There may have been issues with homeplug 11mb v1 adaptors but not the newer ones ...


----------



## MAD4IT (Apr 3, 2003)

Thanks all,

Decided to go for NETGEAR HDX101 starter kit (2 adaptors £130ish but speeds up to 200Mbps) and will post back and let you know how I get on. 

Just need to wait for everything to be delivered.


----------



## AWT (Aug 25, 2005)

Pete77 said:


> Seem to be a few UK WRT54Gs on sale at http://search.ebay.co.uk/WRT54GL_W0QQfkrZ1QQfltZ9QQfromZR8
> 
> Are these not the same as the WRT54GL?


The GL is pretty much the same as a GS version 4 unit. Reputedly the 'L' means that it supports Linux and in turn you can flash it with one of the community firmware projects such as DD-WRT. GS version 5 and above have less memory and are designed for the VxWorks operating system and are regarded as _unhackable_.

The actual product I'm looking for is the WRT*SL*54GS - this has more RAM/NVRAM and more importantly (to me) it has a built in USB hub and so it has the potential for running as a NAS device. The DD-WRT firmware project is allegedly working hard on exposing its potential with daily firmware builds. Unless I can find one locally I think I'm stuck with getting one on eBay from the US


----------



## MAD4IT (Apr 3, 2003)

Finally received my TurboNet card & new 300Gb HD with TivoWeb. I must say the TurboNet card is a complete pig to install unless you have kiddie fingers  so my top tip is to use a flat wooden spatula to get between the card and the back of the case which allows you to simply push it on whilst using your other hand just to keep it square.  

Tivo is now connected to my network using the NetGear Powerline HDX101 adaptors which are absolutely fantastic and have to be the easiest network devices I have ever used, requiring zero configuration unless you want to add a network id to make them a bit more secure but this is also really easy. My only critism with the devices is that they are slightly too big and get in the way of the plug sockets on/off switch.

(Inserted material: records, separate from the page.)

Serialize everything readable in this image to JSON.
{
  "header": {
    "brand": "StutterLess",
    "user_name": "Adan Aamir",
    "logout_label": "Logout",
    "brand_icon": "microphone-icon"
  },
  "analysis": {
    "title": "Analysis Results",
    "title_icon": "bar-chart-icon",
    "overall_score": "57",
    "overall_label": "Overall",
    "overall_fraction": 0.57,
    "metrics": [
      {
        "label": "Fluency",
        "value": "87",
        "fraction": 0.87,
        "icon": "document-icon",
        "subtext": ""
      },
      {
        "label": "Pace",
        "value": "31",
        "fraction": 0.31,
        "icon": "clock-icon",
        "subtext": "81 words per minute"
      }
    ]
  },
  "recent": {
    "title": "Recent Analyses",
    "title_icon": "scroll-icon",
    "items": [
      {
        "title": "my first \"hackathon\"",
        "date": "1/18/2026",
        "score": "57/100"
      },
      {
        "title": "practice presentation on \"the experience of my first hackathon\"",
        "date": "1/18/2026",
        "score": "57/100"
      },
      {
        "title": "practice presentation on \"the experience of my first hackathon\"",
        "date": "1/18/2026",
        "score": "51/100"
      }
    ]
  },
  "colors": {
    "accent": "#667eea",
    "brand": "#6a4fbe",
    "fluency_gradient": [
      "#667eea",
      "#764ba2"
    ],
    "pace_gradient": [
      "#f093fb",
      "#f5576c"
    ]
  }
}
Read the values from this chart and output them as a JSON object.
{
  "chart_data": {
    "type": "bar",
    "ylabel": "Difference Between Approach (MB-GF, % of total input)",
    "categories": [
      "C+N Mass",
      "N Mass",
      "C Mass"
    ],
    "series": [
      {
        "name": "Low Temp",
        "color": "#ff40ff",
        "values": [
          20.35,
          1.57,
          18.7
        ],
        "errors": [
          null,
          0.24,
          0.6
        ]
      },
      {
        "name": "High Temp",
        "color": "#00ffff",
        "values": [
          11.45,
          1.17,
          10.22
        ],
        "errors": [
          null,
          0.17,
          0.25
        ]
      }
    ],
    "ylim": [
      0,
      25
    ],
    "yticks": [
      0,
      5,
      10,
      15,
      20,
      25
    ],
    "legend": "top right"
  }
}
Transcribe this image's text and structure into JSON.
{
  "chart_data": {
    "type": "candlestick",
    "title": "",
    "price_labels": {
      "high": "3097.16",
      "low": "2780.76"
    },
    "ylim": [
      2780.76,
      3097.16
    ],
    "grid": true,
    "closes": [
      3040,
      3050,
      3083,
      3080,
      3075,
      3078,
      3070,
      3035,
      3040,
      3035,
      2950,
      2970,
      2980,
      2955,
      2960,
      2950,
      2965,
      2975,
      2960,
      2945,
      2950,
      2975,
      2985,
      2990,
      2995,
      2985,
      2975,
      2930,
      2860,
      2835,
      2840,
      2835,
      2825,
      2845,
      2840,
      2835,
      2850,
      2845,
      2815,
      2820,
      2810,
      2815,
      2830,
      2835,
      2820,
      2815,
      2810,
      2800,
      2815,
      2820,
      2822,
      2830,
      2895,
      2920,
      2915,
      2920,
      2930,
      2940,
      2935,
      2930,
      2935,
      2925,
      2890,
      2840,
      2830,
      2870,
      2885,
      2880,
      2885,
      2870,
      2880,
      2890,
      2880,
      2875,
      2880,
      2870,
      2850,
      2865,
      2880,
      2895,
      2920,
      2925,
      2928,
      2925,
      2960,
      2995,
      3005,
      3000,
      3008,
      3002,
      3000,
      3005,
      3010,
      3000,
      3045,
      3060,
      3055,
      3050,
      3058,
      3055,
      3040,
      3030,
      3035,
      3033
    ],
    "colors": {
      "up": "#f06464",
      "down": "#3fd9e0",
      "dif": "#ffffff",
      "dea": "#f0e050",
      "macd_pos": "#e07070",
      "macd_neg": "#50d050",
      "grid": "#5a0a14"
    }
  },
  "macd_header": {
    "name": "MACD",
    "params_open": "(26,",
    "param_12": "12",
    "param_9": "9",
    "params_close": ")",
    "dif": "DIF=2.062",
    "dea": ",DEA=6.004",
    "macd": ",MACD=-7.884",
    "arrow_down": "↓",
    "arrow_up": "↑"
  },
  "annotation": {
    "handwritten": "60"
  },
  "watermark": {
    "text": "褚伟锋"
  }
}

So everything is working great and I can HTTP to the Tivo the problem I have is I can't make a daily call over the network which was the default setting for the TivoWeb install, I have now changed this to dialup using nic_config_tivo just so I can run the guided setup which takes forever. 

Searching the web and these forums I found some references to daily call failing on NTL broadband due to NTL's proxies but I can't find any instructions on how to fix it.

Can anyone please point me in the right direction?

Thanks


----------